Vejo a continuação desse padrão em um momento no qual mulheres trans estão tentando levantar suas questões dentro do feminismo. Reconhecer nossa humanidade e nossa opressão exige mudar a conexão entre gênero e genitais. Um feminismo que não realiza tal mudança continuará a perpetuar nossa exclusão. Eu fiquei especialmente surpresa no outono passado com a cobertura do livro Vagina da Naomi Wolf. A crítica feminista pareceu ser de que Wolf reduziu mulheres a suas vaginas, ou mesmo a própria experiência específica de sua vagina. Assim, com base nessa leitura feminista, o fato de que o livro é cisnormativo é a primeira crítica mais óbvia. No entanto, essa crítica estava em falta na maioria das discussões feministas na imprensa sobre o livro. O argumento de Wolf foi constantemente chamado a atenção por essencializar vaginas e mulheres de uma forma heterossexista e racista. Fiquei sabendo que questões trans foram cortadas por motivos de espaço de uma mesa-redonda absurdamente grande sobre o livro entre um grupo de famosas feministas na mídia. Algo que é honestamente ridículo. Como Jaclyn Friedman demonstrou em um dos poucos artigos que de fato mencionou a questão, o assunto requer pouco espaço para destaque:

“Mulheres que não tem vaginas, e pessoas com vaginas que não são mulheres? [Wolf] Nunca ouviu falar delas.”

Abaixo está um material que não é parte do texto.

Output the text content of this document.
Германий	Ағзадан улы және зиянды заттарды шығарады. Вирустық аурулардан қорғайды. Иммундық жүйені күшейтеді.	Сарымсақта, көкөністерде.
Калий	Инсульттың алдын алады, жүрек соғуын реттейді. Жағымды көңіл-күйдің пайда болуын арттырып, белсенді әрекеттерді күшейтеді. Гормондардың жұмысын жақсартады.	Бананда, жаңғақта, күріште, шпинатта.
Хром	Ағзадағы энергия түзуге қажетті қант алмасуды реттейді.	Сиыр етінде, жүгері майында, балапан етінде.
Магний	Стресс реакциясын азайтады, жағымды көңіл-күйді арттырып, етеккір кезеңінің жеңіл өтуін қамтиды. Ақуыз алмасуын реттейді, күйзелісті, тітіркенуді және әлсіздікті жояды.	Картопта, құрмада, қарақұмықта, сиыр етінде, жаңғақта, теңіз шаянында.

Bem simples, certo? O fato de que a crítica mais óbvia não foi uma prioridade para muitas feministas que escreveram sobre o livro, diz muito sobre o lugar das questões trans dentro de seu feminismo. Não é algo de fato importante. É algo que se faz um adendo quando estamos falando especificamente sobre pessoas trans. Mas não é central em relação a como pensam gênero.

As vozes das pessoas trans dentro do feminismo definitivamente vêm tendo um impacto. O tumblr é um excelente exemplo - muito da base feminista está refletindo bastante seriamente sobre como nosso entendimento do mundo está enraizado em normas cisgêneras, e estão criando espaço dentro do gênero para outras formas de se ter corpos. Mas a maioria das feministas famosas, as pessoas que estão escrevendo nas grandes publicações, participando de programas de TV e adquirindo oportunidades para publicação de livros, não mudaram suas análises baseadas em experiências cis. Sinceramente, o movimento poderia deixar muitas dessas pessoas famosas a ver navios.

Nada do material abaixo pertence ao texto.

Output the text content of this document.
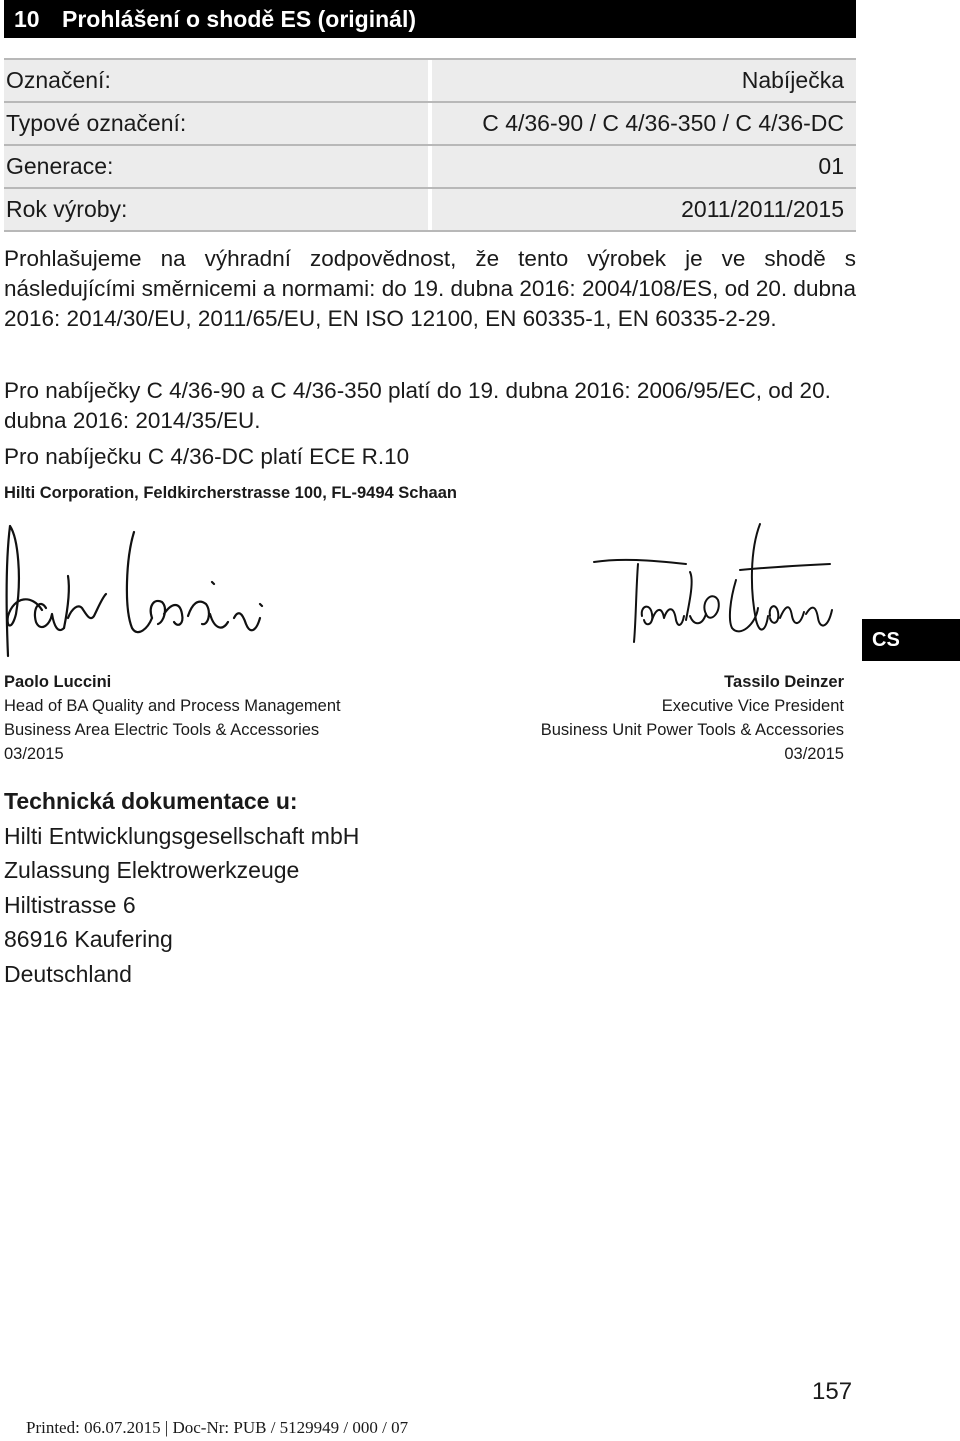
10 Prohlášení o shodě ES (originál)
Označení:	Nabíječka
Typové označení:	C 4/36-90 / C 4/36-350 / C 4/36-DC
Generace:	01
Rok výroby:	2011/2011/2015
Prohlašujeme na výhradní zodpovědnost, že tento výrobek je ve shodě s následujícími směrnicemi a normami: do 19. dubna 2016: 2004/108/ES, od 20. dubna 2016: 2014/30/EU, 2011/65/EU, EN ISO 12100, EN 60335-1, EN 60335-2-29.
Pro nabíječky C 4/36-90 a C 4/36-350 platí do 19. dubna 2016: 2006/95/EC, od 20. dubna 2016: 2014/35/EU.
Pro nabíječku C 4/36-DC platí ECE R.10
Hilti Corporation, Feldkircherstrasse 100, FL-9494 Schaan
CS
Paolo Luccini
Head of BA Quality and Process Management
Business Area Electric Tools & Accessories
03/2015
Tassilo Deinzer
Executive Vice President
Business Unit Power Tools & Accessories
03/2015
Technická dokumentace u:
Hilti Entwicklungsgesellschaft mbH
Zulassung Elektrowerkzeuge
Hiltistrasse 6
86916 Kaufering
Deutschland
157
Printed: 06.07.2015 | Doc-Nr: PUB / 5129949 / 000 / 07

Então, constantemente eu leio uma versão de feminismo que me deixa de fora. Isso acontece regularmente nesse mesmo blog, algo que estamos começando a trabalhar diretamente para mudar. As suposições cisnormativas também são uma parcela padrão de conversas pessoais as quais eu participei entre feministas com visibilidade pública (eu fico frequentemente impressionada com o que as pessoas não percebem que estão dizendo na minha frente). Isso se destaca na linguagem que define mulheres como produtoras de filhxs. Mas é também um conjunto de suposições em um nível enraizado que determina quais problemas são considerados importantes problemas feministas e como tais problemas serão pautados. Violência sexual e de gênero, opressão reprodutiva, acesso à saúde, empregos, imagem corporal… Questões que são frequentemente delimitadas de forma a ignorar as experiências particulares de pessoas trans e não-conformes de gênero, especialmente as pessoas dentro do espectro feminino. Isso não é um problema apenas retórico - o feminismo atuou no estabelecimento de abrigos para vítimas de violência doméstica que excluem mulheres trans, por exemplo.

Pessoas trans e não-conformes de gênero enfrentam uma discriminação absurda que deveria ser um foco feminista, mas ainda é uma questão marginal, na melhor das hipóteses. Isso precisa mudar. Está mudando. Não é suficiente para feministas aproveitarem os textos das pessoas que experienciam a marginalização que as mesmas não sofrem. Para encarar tais questões seriamente, é necessário pensar em como são diferentes de sua experiência, como mudam a base sob a qual trabalham, e as suposições que você tem que pode terminar por perpetuar exclusão. Esse é o trabalho que todxs temos de fazer como parte de um movimento feminista intersecional onde todxs temos diferentes experiências de privilégio e opressão.